Le scénario de départ qui était privilégié consistait à intégrer le Saaremaa à la traverse dans sa forme actuelle. Des vérifications techniques ont été faites l’hiver dernier, notamment pour identifier les modifications à apporter aux infrastructures afin d’accueillir ce bateau. Mais, des tests et des relevés bathymétriques réalisés au printemps et à l’automne ont révélé un niveau très faible de profondeur d’eau au port de Rivière-du-Loup et surtout un ensablement très rapide dès la fin des périodes de dragage. «Selon nos premières constatations, les installations actuelles à Rivière-du-Loup nécessiteraient des travaux de réaménagement majeurs, dont la faisabilité technique et environnementale reste à démontrer et pour laquelle les coûts ne sont pas estimés précisément, indique le PDG de la STQ. Dans ce contexte, il devient donc nécessaire d’étudier un second site, soit le port de Gros-Cacouna, qui est la propriété du gouvernement du Québec.» 

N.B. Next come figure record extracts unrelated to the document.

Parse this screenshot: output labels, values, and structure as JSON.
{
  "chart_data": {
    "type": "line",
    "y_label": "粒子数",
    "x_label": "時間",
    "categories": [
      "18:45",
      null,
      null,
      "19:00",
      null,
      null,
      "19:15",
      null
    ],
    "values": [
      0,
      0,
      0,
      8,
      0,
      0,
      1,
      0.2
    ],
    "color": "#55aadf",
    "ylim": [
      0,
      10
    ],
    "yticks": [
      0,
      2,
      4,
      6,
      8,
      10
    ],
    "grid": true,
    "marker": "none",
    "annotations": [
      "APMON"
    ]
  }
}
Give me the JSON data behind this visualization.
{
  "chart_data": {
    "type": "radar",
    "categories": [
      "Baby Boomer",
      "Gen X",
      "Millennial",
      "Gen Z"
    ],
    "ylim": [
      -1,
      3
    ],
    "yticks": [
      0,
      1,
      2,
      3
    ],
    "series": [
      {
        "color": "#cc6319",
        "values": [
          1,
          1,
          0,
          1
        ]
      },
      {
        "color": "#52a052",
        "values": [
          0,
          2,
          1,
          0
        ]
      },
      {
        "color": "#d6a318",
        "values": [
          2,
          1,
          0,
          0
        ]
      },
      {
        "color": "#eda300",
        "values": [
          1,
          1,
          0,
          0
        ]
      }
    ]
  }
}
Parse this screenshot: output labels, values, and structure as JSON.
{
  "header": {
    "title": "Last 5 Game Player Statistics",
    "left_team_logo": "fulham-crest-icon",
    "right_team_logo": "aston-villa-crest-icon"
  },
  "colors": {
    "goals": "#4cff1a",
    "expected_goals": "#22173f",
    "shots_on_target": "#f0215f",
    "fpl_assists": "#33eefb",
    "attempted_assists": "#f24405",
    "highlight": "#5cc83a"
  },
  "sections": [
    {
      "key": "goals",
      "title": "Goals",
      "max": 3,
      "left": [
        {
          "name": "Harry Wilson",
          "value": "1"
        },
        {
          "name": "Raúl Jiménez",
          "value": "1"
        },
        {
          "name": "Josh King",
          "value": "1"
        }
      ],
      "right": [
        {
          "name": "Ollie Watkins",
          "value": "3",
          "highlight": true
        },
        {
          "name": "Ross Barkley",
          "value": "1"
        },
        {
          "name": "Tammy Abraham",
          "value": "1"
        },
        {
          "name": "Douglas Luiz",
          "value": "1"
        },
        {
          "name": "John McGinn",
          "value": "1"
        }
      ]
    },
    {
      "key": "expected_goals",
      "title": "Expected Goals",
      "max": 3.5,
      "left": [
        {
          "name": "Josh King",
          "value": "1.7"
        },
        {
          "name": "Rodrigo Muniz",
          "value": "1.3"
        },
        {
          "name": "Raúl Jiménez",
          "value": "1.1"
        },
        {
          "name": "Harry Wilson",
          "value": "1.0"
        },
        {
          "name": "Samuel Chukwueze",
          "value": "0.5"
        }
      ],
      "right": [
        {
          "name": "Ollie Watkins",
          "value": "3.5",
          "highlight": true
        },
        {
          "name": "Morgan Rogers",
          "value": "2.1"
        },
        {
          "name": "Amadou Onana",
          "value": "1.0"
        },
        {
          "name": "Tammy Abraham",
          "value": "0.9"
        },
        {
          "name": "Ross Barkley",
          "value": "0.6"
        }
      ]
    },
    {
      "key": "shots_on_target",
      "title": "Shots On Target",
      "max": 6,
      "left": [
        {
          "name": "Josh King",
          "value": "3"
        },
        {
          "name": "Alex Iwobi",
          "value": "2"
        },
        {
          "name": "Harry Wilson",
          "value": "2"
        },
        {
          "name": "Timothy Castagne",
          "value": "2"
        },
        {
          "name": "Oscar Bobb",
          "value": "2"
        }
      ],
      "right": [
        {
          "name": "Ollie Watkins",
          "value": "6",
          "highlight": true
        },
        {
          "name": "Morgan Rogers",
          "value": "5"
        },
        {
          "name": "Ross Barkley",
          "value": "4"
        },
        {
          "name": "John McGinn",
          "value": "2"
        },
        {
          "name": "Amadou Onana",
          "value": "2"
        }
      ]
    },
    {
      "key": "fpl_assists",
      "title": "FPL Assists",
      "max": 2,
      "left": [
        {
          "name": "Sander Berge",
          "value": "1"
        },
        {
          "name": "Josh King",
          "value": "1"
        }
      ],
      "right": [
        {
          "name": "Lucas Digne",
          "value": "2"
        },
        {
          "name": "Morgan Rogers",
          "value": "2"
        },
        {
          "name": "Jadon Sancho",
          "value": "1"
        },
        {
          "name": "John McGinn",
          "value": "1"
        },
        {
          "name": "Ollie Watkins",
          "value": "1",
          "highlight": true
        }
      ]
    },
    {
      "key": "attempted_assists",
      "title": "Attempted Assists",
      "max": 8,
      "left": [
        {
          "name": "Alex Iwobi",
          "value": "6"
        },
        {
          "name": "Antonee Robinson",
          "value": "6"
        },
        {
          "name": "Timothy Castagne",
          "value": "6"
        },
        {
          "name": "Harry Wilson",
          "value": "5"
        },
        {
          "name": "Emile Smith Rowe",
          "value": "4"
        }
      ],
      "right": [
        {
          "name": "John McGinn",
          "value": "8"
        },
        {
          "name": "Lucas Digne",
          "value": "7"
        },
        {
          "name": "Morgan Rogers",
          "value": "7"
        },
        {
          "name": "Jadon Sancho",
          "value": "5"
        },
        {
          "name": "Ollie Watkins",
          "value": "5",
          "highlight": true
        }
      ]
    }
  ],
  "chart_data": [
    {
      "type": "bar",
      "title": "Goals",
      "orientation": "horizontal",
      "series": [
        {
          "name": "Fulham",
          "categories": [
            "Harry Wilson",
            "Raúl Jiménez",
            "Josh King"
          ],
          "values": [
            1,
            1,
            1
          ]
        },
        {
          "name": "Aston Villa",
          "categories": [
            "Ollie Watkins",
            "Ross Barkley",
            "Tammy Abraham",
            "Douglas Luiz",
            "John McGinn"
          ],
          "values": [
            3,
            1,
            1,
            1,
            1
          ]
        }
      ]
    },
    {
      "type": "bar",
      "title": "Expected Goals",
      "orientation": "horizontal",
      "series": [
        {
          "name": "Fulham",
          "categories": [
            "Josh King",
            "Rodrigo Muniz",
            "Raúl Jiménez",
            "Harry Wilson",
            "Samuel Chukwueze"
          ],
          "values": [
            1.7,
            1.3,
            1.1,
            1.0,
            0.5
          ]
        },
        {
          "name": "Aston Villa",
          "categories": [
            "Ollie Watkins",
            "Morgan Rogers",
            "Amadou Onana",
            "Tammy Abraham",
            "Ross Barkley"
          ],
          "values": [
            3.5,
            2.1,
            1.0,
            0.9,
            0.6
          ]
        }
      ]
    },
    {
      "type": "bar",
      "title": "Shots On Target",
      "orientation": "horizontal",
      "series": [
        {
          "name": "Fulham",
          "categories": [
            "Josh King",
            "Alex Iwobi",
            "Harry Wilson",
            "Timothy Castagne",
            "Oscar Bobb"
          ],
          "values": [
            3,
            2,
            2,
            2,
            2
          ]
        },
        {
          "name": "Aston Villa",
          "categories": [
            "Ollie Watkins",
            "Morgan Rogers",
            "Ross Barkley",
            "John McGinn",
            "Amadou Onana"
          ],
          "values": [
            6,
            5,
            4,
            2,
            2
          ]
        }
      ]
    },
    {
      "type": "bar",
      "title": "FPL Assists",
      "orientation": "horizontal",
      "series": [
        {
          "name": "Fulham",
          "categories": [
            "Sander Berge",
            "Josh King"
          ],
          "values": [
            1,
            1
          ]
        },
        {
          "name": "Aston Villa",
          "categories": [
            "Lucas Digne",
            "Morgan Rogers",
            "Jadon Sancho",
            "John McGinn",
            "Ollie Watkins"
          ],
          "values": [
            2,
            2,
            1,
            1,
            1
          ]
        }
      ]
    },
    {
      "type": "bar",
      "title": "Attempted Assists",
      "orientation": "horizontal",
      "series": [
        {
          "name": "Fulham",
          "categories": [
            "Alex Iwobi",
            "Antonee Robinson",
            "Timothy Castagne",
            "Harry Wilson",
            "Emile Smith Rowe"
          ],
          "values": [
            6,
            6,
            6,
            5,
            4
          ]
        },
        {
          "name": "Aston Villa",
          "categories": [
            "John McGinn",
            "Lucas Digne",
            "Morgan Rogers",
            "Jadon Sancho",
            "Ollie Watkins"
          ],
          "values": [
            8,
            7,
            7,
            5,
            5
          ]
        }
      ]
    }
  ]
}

Des vérifications avaient d’ailleurs été entamées, plus tôt cette année, au port de Gros-Cacouna, en vue d’offrir une liaison hivernale entre les deux rives. «Évidemment, la mise en place d’infrastructures au port de Gros-Cacouna représente également des sommes importantes qui demandent à être précisées. La STQ se retrouve donc aujourd’hui devant un projet d’investissement majeur, peu importe la décision qui sera privilégiée quant au futur site de la traverse.» 

Une comparaison des coûts estimés devra être évaluée en fonction de chacun des sites. Rivière-du-Loup possède déjà certaines installations, un stationnement et un projet de complexe maritime. Gros-Cacouna a un port en eau profonde, mais n’a pas les facilités d’une traverse. Dans un cas comme dans l’autre, la STQ s’attend à devoir investir plusieurs dizaines de millions$.

Étude d’opportunités

L’appel d’offres pour la réalisation de l’étude d’opportunités sera lancé au cours des prochaines semaines. Les conclusions devraient être connues au plus tard au printemps 2022. «C’est à partir des résultats complets qu’une décision pourra être prise, insiste Stéphane Lafaut. Il s’agit d’une décision majeure qui aura des impacts sur le développement de la région et sur tout l’Est-du-Québec pendant les décennies à venir. On ne peut réellement pas se tromper.» 

L’étude tiendra aussi compte de la volonté de la STQ de bonifier la traverse qui, pour l’instant, est offerte d’avril à décembre, afin d’en faire un service annuel. «L’extension de la période, c’est quelque chose qui se discute depuis des années, reconnaît le patron de la Société des traversiers. C’est quelque chose qu’on regarde.»

Entre-temps, des discussions sont en cours avec la compagnie Clarke afin qu’elle poursuive le service au-delà de la date d’échéance du contrat, qui est le 31 décembre 2022. «On a déjà eu des contacts initiaux, mentionne Stéphane Lafaut. Ils sont ouverts.» Il reste à savoir quels types de travaux doivent être entrepris sur le vieux traversier pour s’assurer qu’il puisse être fonctionnel pour deux, trois ou quatre ans encore.